Saturday, November 9, 2013

Kids and migraines

The main topic in this post will be the fact that my 4.5 year old has a migraine, but it will also be about the fact that my husband is so extremely inverted that I want to punch him in the throat on a daily basis. Does my depression play a role in that feeling? Maybe. I'm not a fancy doctor so I have no idea. Does my husband's inability to understand what is going on around him give him an excuse to be a total tool at times? Fuck. No.

My day started off like any other day. My children have no idea what the end of daylight savings means and are up at 6am every single morning now. Most of the time I can get them to go and play in their rooms and squeeze in a few extra ZZZ's before they decide that sleep is for the weak and I've had my fair share. I also take the monkeys downstairs so Dan could catch some more sleep because he works nights. See... I'm not a total bitch. I can be a giving, caring person too!

I don't remember pissing in my kid's Cheerios this morning, but everything is a fog before my first two cups of coffee, so there is a chance that it did happen. Whether it be piss or just toddler hate of everything, both of my spawn were on a roll today. Fighting, screaming, crying, kicking, punching and finally more screaming. I don't know how or why everything went from a fan spraying shit all over my morning, to quiet and peaceful, but I try not to question these things and make the most of it.

Somehow I managed to talk O and C into doing their chores and playing outside in the patio. Things were fine for most of the day. My best friend and her family came over later in the afternoon so D could look at their computer (nerd). While our husbands played, we took the opportunity to escape  get some much needed food shopping and kid free time in. We were able to walk around Joann's and get food all within an hour and a half. And I think I can't manage time. Eat it, self!

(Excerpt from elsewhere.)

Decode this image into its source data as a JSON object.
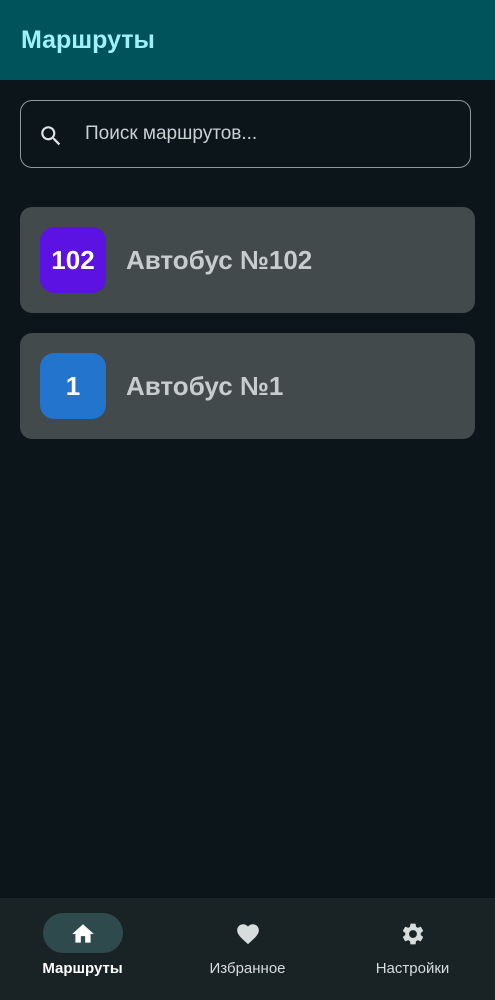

We came home and I started dinner. The kids were all playing and being kids (four kids between the two families: a 6, 4.5, almost 4, and 2.5 year olds). I got about half way through dinner when O came into the kitchen complaining that his head hurt. I told him to sit down and I would look for the ibuprofen (just expecting that he needed some water and to be sitting and calm for a few minutes). Before I was even three feet from him he started throwing up and crying. Clearly this wasn't just a run of the mill child headache. I started to undress him and by the time I had gotten his shirt off he was throwing up more and it just kept coming. He was holding his head the whole time, and when my brain finally let me process everything that was happening, I realized that he had a migraine. The poor kid has the same thing happen to him that happens to me when I get migraines. Usually aura comes out of nowhere, then dizziness, extreme pressure all over my head and then vomit.

Clean clothes, an ice pack, and some cuddles and he was out. I'm not sure how he wants to be comfortable while his head feels like it's tearing itself apart from the inside, but I did everything for him that I would do for myself. Ice pack on the top of his head, head under a pillow (with a cave built in so fresh air can get to the lungs), and a blanket covering his entire body. He managed to say "thank you" after the blanket was covering him, but I don't even think he knows he said it. It was just habit.

Now to backtrack a little. After the first time O threw up, I asked my husband to go upstairs and get him a short sleeved shirt and pants/shorts because O was burning up. He came back with flannel pj pants, and a long sleeve shirt. Then while I was dealing with even more vomit he claims that I never said short sleeved, but to bring pants and a long shirt. In all honestly, I know what I said and I know every second that was happening will be ingrained in my brain forever (when you realize that your kid has the same shitty thing you have, you never forget the first time it happens), but to argue with someone whom you are not helping in any way besides getting the wrong clothes, is it really okay to place blame and start going to your inverted panic room in your head? I'm going with a big fat NO on that one.

My friend's husband offered to go to the store to get some children's ibuprofen when I realized that I had just used the last of what we had on my daughter earlier that day because she had a headache (my kids do not like the taste of ibuprofen. Not even a little bit, so for them to ask for it, I take it seriously). So J took his son (the 6 year old) with him to the store and my bestie took our girls upstairs to play while I was dealing with everything. My son climbed into D's lap and had some cuddle time while I cleaned up the vomit on the floor and cooled down. I do not handle being the only person trying to make things better for someone. I'm very supportive and can be the leader that gets shit done, but when it's all on me, I start to panic and catastrophic.

Once I cooled down and everything was cleaned up I tried to talk to D about what had happened and how it was upsetting that he just stood there while I was forced to handle everything. And while dealing with a kid who is throwing up and crying isn't a big deal, add in three other kids who are being loud and playing and wanting to see what is happening in the kitchen; it was just too much. Because D is so inverted, whenever I talk about what is bothering me or why I am upset, his only response is "yep", "cool", or "whatever". He might as well just stare at me blankly. No answer is better than sarcastic assholery.

So now I have a kid sleeping in my bed with an ice pack wrapped in a cloth diaper cover on his head.............................................................................................................and he's on my side. FTW.